The big debate: should marketers be afraid of greenwashing?

These days, brands are increasingly being called to take a stand on a range of social and environmental issues. Using this stance as the backbone of a marketing campaign can send a powerful message – or it can open brands up to intense scrutiny. So, is it worth it?

In the run up to COP28, sustainability is once again grabbing headlines and topping corporate agendas. But using your organisation’s ESG credentials in marketing campaigns is no straightforward task. Make your claims too loudly – or fail to substantiate them – and you can be accused of greenwashing, achieving exactly the opposite of what you set out to do. On the other hand, not taking a stance on sustainability issues means brands run the risk of losing customers to greener competitors. 

So, is it worth the gamble? Two marketing experts have their say.

Marketing is an organisation’s most powerful tool in inspiring collective climate action

Jad Jebara 
Chief executive, Hyperview 

Over the past few years, sustainability has become more and more prominent in marketing and communications. Some argue this surge is an attempt to greenwash customers into buying more products or services, but really it underscores a deeper truth – customers increasingly prize transparency and authenticity from their favourite brands. 

It’s not just about making sustainability claims, it’s about having a genuine commitment to making a positive environmental impact. Companies that authentically communicate their dedication to sustainability through marketing build trust among their customer base, creating relationships based on sincerity rather than promotional rhetoric. 

Rather than perceiving it as a competition around who is “greenest”, let’s view it as a collective journey toward a more environmentally conscious future. While there are frontrunners, the goal isn’t for brands to outpace each other but to work together in creating a better world for all. Being vocal allows companies across sectors to learn and take inspiration from each other. This collaborative mindset can benefit individual organisations or sectors but can also cause a domino effect that extends beyond singular industries. 

Marketing is one of the most obvious and powerful tools organisations can use to combat climate change and stay accountable. 
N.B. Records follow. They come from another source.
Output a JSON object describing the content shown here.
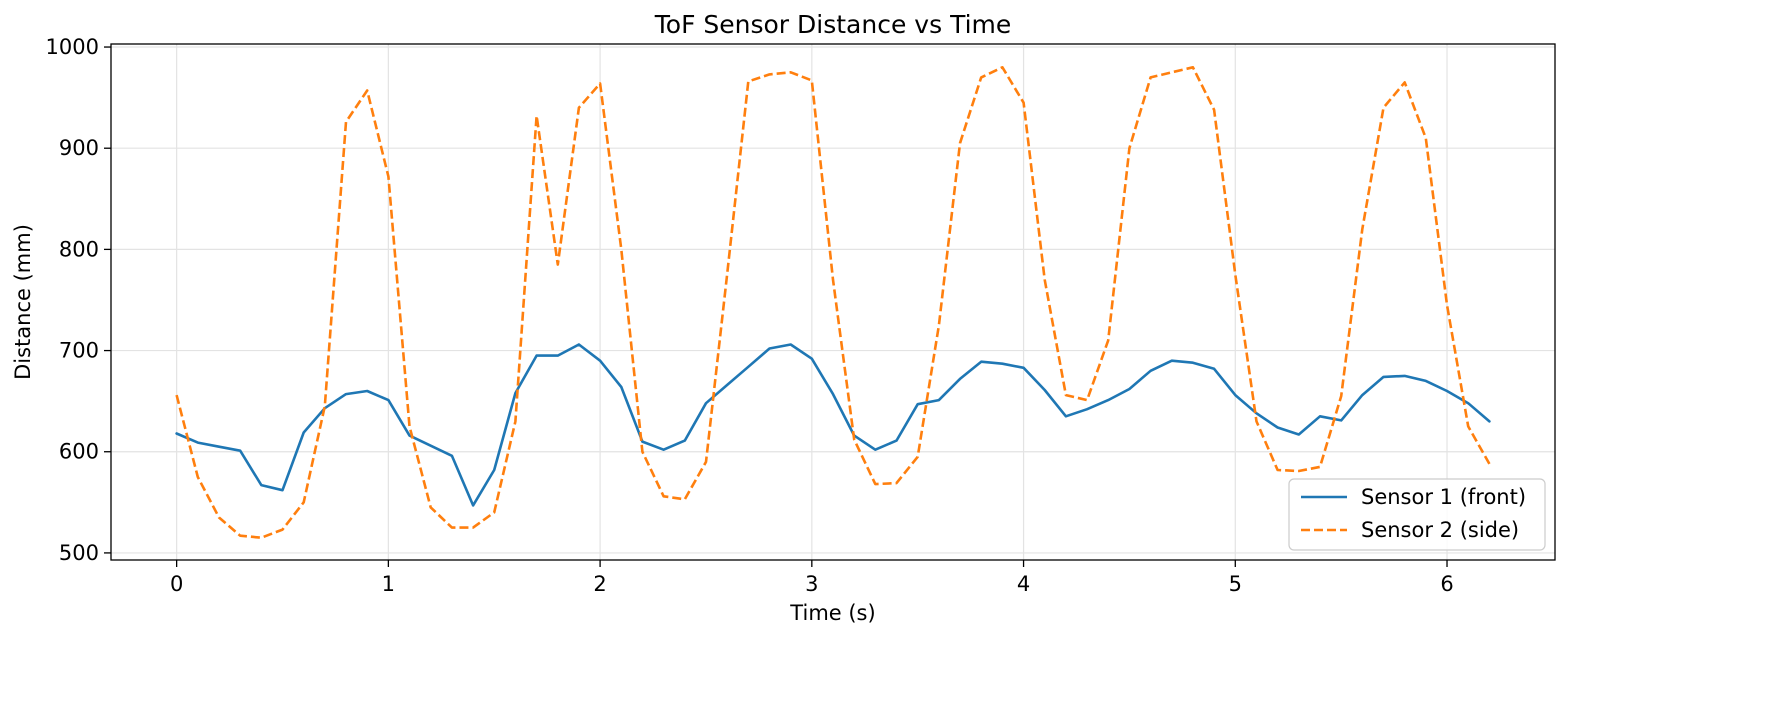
{
  "chart_data": {
    "type": "line",
    "title": "ToF Sensor Distance vs Time",
    "xlabel": "Time (s)",
    "ylabel": "Distance (mm)",
    "xlim": [
      -0.31,
      6.51
    ],
    "ylim": [
      493,
      1003
    ],
    "xticks": [
      0,
      1,
      2,
      3,
      4,
      5,
      6
    ],
    "yticks": [
      500,
      600,
      700,
      800,
      900,
      1000
    ],
    "grid": true,
    "legend_position": "lower-right",
    "x": [
      0.0,
      0.1,
      0.2,
      0.3,
      0.4,
      0.5,
      0.6,
      0.7,
      0.8,
      0.9,
      1.0,
      1.1,
      1.2,
      1.3,
      1.4,
      1.5,
      1.6,
      1.7,
      1.8,
      1.9,
      2.0,
      2.1,
      2.2,
      2.3,
      2.4,
      2.5,
      2.6,
      2.7,
      2.8,
      2.9,
      3.0,
      3.1,
      3.2,
      3.3,
      3.4,
      3.5,
      3.6,
      3.7,
      3.8,
      3.9,
      4.0,
      4.1,
      4.2,
      4.3,
      4.4,
      4.5,
      4.6,
      4.7,
      4.8,
      4.9,
      5.0,
      5.1,
      5.2,
      5.3,
      5.4,
      5.5,
      5.6,
      5.7,
      5.8,
      5.9,
      6.0,
      6.1,
      6.2
    ],
    "series": [
      {
        "name": "Sensor 1 (front)",
        "color": "#1f77b4",
        "style": "solid",
        "values": [
          618,
          609,
          605,
          601,
          567,
          562,
          619,
          643,
          657,
          660,
          651,
          616,
          606,
          596,
          547,
          582,
          658,
          695,
          695,
          706,
          690,
          664,
          610,
          602,
          611,
          648,
          666,
          684,
          702,
          706,
          692,
          657,
          616,
          602,
          611,
          647,
          651,
          672,
          689,
          687,
          683,
          661,
          635,
          642,
          651,
          662,
          680,
          690,
          688,
          682,
          656,
          638,
          624,
          617,
          635,
          631,
          656,
          674,
          675,
          670,
          660,
          648,
          630
        ]
      },
      {
        "name": "Sensor 2 (side)",
        "color": "#ff7f0e",
        "style": "dashed",
        "values": [
          656,
          575,
          535,
          517,
          515,
          523,
          550,
          645,
          926,
          957,
          872,
          625,
          545,
          525,
          525,
          540,
          630,
          932,
          785,
          940,
          964,
          800,
          600,
          556,
          553,
          590,
          775,
          966,
          973,
          975,
          967,
          770,
          612,
          568,
          569,
          595,
          725,
          905,
          970,
          980,
          945,
          770,
          656,
          651,
          710,
          900,
          970,
          975,
          980,
          938,
          775,
          630,
          582,
          581,
          585,
          655,
          820,
          940,
          965,
          910,
          745,
          625,
          588
        ]
      }
    ]
  }
}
As we step into 2024, the alarming climate events of 2023 serve as a call for immediate and decisive action. The expected record-breaking temperatures highlight the urgent need for efforts to address climate change. Marketing is one of the most obvious and powerful tools organisations can use to combat climate change and stay accountable. 

The key is to communicate objective, transparent and actionable benchmarks, not simply futuristic 2030 or 2050 targets. We can only improve what we measure.

While the phrase ‘the time to act is now’ may sound like a broken record, but it’s never been truer. By being outspoken about our organisations’ sustainability efforts through marketing, we can pave the way for a more resilient and environmentally conscious global community. The stakes have never been higher, and collective action is key if we want to see real change. 

Doing the right thing is much more important than talking about it

Heather Wilkinson 
Senior content and PR manager, DivideBuy 

ESG in business has become increasingly important – and rightly so. Nobody can argue that finding ways to boost sustainability in business is a negative. However, brands have learned lessons recently on the challenges of communicating these efforts, especially where marketing is concerned.

We’ve witnessed the rise of ‘greenwashing’. Brands who have (sometimes unintentionally) oversold the impact of their social or environmental activism have been named and shamed for misleading the public. Social media and increased access to information means that a business can very quickly find itself ‘going viral’ for all the wrong reasons.

If you’re going to publicly promote your sustainability efforts, it’s vital that your business is completely transparent about what you are achieving.

There’s also an increase in scepticism around brands aligning themselves with social impact ventures and initiatives – especially if these efforts play a key role in your marketing collateral.

If you’re going to publicly promote your sustainability efforts, it’s vital that your business is completely transparent about what you are achieving.

This doesn’t mean that you shouldn’t let customers know about your sustainability efforts. Instead, empower them by letting them experience how they directly contribute to this themselves. Our retail partner Swyft is an excellent example of this. Their Carbon Offsetting page sits neatly at the footer of their homepage, visible to users searching for other information such as finance options, but not the main focus of the landing page. When you click through to a product, an invitation to find out more about carbon offsetting is displayed underneath the payment options. 

The Carbon Offsetting page itself goes into clinical detail about the process and how they report on it, breaking it down meticulously and avoiding fluffy vocabulary and buzzwords. Some businesses even add ‘congratulations’ messages on the Thank You page of an order completion with a stat on how that purchase has contributed to sustainability.

‘Delight’ is a key stage of the marketing journey. Customers who’ve visited your website because they love your products are given the added benefit of realising that purchase (which they may have been on the fence about) has helped the planet – meaning they’re more likely to come again.